I'm trying to create a function that returns a dynamically-named list of columns. Usually I can manually name the list, but I now have 100+ csv files to work with.
My goal:
- Function creates a list, and names it based on dataframe name
- Created list is callable outside of the function
I've done my research, and this answer from an earlier post came very close to helping me.
Here is what I've adapted
def test1(dataframe):
# Using globals() to get dataframe name
df_name = [x for x in globals() if globals()[x] is dataframe][0]
# Creating local dictionary to use exec function
local_dict = {}
# Trying to generate a name for the list, based on input dataframe name
name = 'col_list_' + df_name
exec(name + "=[]", globals(), local_dict)

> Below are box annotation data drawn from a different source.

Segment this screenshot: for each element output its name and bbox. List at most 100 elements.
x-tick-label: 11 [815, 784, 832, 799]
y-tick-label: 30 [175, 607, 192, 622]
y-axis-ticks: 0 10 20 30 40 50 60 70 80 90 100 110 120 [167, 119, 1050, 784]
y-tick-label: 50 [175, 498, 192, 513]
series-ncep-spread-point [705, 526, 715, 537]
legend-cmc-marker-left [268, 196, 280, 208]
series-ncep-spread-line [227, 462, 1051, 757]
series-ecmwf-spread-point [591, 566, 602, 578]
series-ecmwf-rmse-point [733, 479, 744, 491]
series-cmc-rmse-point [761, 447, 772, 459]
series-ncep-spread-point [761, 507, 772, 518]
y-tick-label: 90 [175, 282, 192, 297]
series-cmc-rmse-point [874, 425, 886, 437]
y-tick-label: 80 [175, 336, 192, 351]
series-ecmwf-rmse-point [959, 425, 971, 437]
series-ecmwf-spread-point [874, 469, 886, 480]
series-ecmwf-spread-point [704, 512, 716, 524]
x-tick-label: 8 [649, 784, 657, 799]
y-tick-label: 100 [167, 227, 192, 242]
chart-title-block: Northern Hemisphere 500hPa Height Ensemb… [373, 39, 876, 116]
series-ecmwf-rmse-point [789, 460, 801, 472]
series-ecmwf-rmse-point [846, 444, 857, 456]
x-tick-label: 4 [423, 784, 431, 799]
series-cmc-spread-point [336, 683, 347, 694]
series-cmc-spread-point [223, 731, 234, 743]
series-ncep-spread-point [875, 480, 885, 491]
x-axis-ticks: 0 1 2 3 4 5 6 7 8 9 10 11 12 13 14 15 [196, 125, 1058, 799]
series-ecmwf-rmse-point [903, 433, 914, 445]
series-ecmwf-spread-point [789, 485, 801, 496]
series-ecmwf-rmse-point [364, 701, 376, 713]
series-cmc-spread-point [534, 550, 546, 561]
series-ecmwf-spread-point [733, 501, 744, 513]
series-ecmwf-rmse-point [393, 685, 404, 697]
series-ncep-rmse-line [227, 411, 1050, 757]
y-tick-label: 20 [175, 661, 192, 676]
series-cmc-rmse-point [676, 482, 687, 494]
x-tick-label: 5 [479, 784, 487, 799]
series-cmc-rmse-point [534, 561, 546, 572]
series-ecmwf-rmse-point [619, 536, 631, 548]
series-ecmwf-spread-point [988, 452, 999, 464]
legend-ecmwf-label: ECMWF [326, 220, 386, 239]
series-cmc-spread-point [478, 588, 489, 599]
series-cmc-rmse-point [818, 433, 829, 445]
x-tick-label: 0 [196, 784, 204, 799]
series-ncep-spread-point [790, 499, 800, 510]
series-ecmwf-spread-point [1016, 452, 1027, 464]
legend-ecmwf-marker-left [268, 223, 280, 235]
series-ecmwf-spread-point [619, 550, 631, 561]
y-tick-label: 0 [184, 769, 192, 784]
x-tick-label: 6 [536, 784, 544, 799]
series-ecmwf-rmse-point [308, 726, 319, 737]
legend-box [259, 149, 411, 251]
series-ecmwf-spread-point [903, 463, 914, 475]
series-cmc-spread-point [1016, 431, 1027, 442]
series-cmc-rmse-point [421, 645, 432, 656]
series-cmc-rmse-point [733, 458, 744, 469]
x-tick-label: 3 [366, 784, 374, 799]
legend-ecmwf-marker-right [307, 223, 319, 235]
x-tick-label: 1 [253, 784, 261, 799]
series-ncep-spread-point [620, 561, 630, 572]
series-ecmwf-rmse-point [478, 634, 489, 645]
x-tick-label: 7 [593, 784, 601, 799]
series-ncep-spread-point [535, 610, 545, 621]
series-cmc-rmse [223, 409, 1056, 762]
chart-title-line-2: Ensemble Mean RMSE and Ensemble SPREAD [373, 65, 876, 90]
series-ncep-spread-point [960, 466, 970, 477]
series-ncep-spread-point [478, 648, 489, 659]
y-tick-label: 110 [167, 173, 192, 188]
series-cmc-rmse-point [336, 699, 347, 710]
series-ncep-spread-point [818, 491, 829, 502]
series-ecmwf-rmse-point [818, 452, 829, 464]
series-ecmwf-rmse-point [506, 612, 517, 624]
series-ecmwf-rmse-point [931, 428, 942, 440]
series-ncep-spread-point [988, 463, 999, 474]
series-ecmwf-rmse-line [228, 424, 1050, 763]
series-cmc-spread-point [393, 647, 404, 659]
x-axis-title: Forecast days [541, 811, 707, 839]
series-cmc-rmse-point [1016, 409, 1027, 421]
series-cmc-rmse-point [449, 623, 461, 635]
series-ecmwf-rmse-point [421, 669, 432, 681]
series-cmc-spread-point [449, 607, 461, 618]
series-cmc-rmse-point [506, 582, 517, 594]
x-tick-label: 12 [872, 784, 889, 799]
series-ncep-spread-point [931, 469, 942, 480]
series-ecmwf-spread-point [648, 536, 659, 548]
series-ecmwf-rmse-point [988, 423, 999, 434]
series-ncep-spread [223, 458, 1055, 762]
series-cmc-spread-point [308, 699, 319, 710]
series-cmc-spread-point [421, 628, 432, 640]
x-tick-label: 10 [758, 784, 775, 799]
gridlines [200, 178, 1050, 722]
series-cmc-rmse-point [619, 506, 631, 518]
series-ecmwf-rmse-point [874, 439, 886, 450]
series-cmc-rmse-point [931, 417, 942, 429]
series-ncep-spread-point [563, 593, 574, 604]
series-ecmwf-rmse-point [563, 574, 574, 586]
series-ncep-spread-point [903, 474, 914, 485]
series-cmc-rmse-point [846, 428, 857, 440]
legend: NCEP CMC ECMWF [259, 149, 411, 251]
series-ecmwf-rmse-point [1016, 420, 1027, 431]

# So I can call this list outside the function
name = local_dict[name]
for feature in dataframe.columns:
# Append feature/column if >90% of values are missing
if dataframe[feature].isnull().mean() >= 0.9:
name.append(feature)
return name
To ensure the list name changes based on the DataFrame supplied to the function, I named the list using:
name = 'col_list_' + df_name
The problem comes when I try to make this list accessible outside the function:
name = local_dict[name]
.
I cannot find away to assign a dynamic list name to the local dictionary, so I am forced to always call name
outside the function to return the list. I want the list to be named based on the dataframe input (eg. col_list_df1, col_list_df2, col_list_df99).
This answer was very helpful, but it seems specific to variables.
global 'col_list_' + df_name
returns a syntax error.
Any help would be greatly appreciated!